Worldwide, voice-based Air Traffic Control (ATC) communications are gradually being replaced with data link-based equivalents, namely the Controller Pilot Data Link Communications (CPDLC) system. This helps to manage the high levels of congestion on voice-based ATC---under modern traffic levels these analog voice channels are extremely busy, especially at times of peak traffic. CPDLC offers the ability to conduct most ATC actions in the form of digital text-based messages. As with voice-based ATC, CPDLC has no built-in security mechanisms.
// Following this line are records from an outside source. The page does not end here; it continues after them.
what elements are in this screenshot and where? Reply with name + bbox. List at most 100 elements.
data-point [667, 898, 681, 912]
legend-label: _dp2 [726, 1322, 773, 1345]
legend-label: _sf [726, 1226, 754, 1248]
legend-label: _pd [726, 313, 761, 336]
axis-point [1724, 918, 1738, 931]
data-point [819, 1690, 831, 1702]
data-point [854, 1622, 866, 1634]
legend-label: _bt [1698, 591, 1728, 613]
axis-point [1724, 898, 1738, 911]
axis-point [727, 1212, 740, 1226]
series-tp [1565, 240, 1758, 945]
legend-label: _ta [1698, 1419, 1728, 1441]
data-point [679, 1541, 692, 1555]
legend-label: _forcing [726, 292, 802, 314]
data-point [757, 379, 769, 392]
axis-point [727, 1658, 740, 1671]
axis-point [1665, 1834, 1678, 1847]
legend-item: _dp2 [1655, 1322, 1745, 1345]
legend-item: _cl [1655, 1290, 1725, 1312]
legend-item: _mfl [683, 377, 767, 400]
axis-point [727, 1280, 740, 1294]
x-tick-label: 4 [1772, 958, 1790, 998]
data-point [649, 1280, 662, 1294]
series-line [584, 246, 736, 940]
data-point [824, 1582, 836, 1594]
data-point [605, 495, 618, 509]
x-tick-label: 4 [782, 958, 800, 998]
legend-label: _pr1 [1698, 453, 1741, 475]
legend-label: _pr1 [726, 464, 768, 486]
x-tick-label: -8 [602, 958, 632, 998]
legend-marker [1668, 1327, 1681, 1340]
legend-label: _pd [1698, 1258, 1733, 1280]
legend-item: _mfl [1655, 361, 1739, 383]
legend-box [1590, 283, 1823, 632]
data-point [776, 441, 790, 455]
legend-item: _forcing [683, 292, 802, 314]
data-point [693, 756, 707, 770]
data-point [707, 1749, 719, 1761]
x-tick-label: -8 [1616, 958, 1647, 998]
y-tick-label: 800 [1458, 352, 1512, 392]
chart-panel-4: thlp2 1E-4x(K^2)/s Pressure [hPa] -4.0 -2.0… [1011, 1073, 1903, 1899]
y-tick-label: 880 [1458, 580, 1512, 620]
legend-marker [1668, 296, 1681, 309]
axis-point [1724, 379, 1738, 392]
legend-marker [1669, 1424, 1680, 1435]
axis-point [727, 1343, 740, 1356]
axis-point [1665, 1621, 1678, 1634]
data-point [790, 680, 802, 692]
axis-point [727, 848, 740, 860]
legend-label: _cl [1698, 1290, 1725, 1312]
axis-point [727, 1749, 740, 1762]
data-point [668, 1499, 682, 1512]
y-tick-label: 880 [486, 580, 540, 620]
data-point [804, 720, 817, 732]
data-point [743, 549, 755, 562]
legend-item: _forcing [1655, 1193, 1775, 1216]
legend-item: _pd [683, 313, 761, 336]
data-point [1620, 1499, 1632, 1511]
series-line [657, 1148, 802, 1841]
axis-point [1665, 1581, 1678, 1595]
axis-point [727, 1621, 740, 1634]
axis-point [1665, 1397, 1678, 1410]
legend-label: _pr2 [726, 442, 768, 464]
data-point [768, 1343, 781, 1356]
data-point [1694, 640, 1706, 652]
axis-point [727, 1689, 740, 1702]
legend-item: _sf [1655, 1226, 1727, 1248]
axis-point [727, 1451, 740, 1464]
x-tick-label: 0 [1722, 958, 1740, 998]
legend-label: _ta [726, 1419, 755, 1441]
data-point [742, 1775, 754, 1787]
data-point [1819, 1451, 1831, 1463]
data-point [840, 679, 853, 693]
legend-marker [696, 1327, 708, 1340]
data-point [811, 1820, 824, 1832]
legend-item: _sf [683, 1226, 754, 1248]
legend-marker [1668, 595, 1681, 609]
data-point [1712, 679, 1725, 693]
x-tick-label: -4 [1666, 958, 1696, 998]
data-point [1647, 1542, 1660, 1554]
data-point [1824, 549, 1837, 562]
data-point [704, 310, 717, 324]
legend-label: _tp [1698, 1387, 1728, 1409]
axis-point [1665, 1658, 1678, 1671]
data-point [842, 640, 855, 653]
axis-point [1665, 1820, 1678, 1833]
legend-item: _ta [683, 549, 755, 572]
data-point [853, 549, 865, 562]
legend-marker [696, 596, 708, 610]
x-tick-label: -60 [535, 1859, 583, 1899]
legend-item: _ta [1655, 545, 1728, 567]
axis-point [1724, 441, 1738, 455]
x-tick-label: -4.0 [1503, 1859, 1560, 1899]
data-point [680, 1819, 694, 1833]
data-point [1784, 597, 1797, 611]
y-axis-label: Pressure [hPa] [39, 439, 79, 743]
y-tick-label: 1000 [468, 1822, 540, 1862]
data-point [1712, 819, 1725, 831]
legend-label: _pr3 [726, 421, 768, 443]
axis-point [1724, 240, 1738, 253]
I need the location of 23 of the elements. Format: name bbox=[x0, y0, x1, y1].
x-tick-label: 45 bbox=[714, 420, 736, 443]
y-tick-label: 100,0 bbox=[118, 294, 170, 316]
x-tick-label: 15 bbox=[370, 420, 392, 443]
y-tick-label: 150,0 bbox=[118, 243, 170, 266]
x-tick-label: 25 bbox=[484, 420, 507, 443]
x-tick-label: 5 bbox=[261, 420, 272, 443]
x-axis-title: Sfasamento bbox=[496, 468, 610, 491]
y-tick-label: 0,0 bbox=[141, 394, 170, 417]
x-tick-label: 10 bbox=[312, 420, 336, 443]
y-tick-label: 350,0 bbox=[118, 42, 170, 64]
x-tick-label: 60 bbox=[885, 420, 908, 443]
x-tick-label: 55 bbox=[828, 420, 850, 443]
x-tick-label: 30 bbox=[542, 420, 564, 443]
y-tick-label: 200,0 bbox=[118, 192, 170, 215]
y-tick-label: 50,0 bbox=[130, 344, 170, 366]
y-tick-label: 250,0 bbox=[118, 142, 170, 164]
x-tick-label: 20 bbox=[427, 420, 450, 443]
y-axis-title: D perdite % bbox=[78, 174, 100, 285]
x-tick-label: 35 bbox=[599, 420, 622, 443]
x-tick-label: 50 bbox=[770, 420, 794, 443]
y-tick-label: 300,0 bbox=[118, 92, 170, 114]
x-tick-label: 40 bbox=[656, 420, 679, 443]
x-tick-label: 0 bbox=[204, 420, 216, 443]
Furthermore, the links which carry CPDLC do not have security mechanisms either. In this paper, we analyze the susceptibility of CPDLC to attacks by a software-defined radio (SDR)-equipped attacker. Crucially, this is different to attacks on aviation surveillance systems, as it requires the attacker to comply with a larger authentication protocol. We identify attacks on CPDLC, including a man-in-the-middle attack on the protocol. This attack enables a take-over of an aircraft's communication on an attacker-specified frequency, after which arbitrary CPDLC commands can be transmitted to the target without alerting the legitimate controller. We empirically assess the likely effectiveness of this attack through a data collection and analysis exercise. In order to counteract this type of attack, we propose three countermeasures of different complexities, including logical checks and a public key infrastructure approach. We also estimate to what extent these countermeasures can be implemented without altering the underlying protocol.